As health care spending continues to rise to unsustainable levels, policymakers and leaders in the health care community are increasingly viewing the ACO model as a promising path for delivering better care at lower costs.
What is an ACO?
The ACO model brings together coordinated networks of providers with shared responsibility to provide the highest value care to their patients. It does so by establishing a spending benchmark based on expected spending. If an ACO can improve quality while slowing spending growth, it receives shared savings from participating payers.
Because providers receive a share of the savings beyond a predetermined threshold level, steps that achieve better outcomes with less resource use – such as care coordination services and wellness programs – result in greater provider reimbursement. These steps thus "pay off" and are sustainable in a way that current reimbursement systems are not. The shared savings approach provides an incentive for ACOs to avoid expansions of health care capacity that drive both regional differences in spending and variations in spending growth, and that do not improve health.

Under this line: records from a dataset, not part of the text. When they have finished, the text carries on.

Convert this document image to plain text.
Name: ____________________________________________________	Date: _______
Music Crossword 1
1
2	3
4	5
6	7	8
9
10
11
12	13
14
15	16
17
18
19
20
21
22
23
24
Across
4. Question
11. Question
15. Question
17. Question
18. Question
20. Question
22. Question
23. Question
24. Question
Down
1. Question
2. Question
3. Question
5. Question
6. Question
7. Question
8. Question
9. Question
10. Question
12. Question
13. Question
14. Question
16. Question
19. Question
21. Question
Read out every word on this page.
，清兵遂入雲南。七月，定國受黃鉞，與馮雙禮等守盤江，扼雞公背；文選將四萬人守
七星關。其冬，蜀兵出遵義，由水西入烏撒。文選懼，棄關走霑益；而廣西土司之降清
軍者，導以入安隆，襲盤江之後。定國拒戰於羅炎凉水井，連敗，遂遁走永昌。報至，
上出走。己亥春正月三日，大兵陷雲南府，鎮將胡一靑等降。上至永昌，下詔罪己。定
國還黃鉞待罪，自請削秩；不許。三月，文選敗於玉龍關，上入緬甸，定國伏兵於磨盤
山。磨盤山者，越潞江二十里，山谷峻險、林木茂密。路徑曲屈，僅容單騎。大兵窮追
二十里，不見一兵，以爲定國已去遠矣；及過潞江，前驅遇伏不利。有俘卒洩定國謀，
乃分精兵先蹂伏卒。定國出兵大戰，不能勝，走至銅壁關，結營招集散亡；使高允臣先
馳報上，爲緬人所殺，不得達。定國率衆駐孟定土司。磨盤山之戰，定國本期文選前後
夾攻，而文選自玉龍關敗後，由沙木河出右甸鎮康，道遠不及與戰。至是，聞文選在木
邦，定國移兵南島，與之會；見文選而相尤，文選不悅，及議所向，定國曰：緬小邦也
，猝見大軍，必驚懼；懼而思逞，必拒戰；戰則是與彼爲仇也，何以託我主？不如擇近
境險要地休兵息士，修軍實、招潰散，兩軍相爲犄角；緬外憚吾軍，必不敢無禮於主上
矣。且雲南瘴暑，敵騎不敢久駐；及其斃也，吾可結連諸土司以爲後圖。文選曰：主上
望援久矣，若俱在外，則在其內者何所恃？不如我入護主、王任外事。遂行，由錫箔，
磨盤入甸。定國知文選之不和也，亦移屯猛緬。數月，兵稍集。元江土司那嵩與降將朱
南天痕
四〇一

The ACO model was formally introduced into health reform through the Patient Protection and Affordable Care Act, and will officially become part of Medicare through the Medicare Shared Savings program in 2012. ACOs may exist outside of the Medicare Shared Savings program with both public payers – such as through pilots funded by the Center for Medicare and Medicaid Innovation – or private payers.
Why ACOs?
The model offers a promising approach for achieving higher quality and lower cost health care without requiring radical change in the current payment system or referral patterns. Fee-for-service can remain in place, and most physicians already practice within referral networks around one or a few hospitals. By promoting more strategic integration and care coordination, the ACO model offers a potential win-win for providers, payers, and patients alike.
The ACO approach also builds on current reform efforts that focus on one key group of providers, as in the medical-home model, or on a discrete episode of care, as in bundled payments. On their own, these initiatives may help strengthen primary care and improve care coordination, but they do not address the problem of supply-driven cost growth. If adopted within a framework of overall accountability for cost and quality, as the ACO model envisions, both the medical home and bundled payment reforms would have added incentives to support higher-value care delivery.
The ACO approach has already been implemented in programs such as Medicare's Physician Group Practice (PGP) Demonstration, which has shown significant improvements in quality and savings for large group practices.
ACO Model Principles
1. Local Accountability: ACOs will be comprised of local delivery systems with patients empirically assigned to the organization. ACO spending benchmarks will be based on historical trends and adjusted for patient mix, making the local system accountable for cost, quality, and capacity.
2. Shared Savings: ACOs with expenditures below their benchmark will be eligible for shared savings payments. Savings can be shared among all stakeholders and allow for investments (e.g., in health IT) that can improve care and slow cost growth.
3. Performance Measurement: Measurement is essential to ensure that appropriate care is being delivered and that cost savings are not the result of limiting necessary care. ACOs will report patient experience data in addition to clinical process and outcome measures.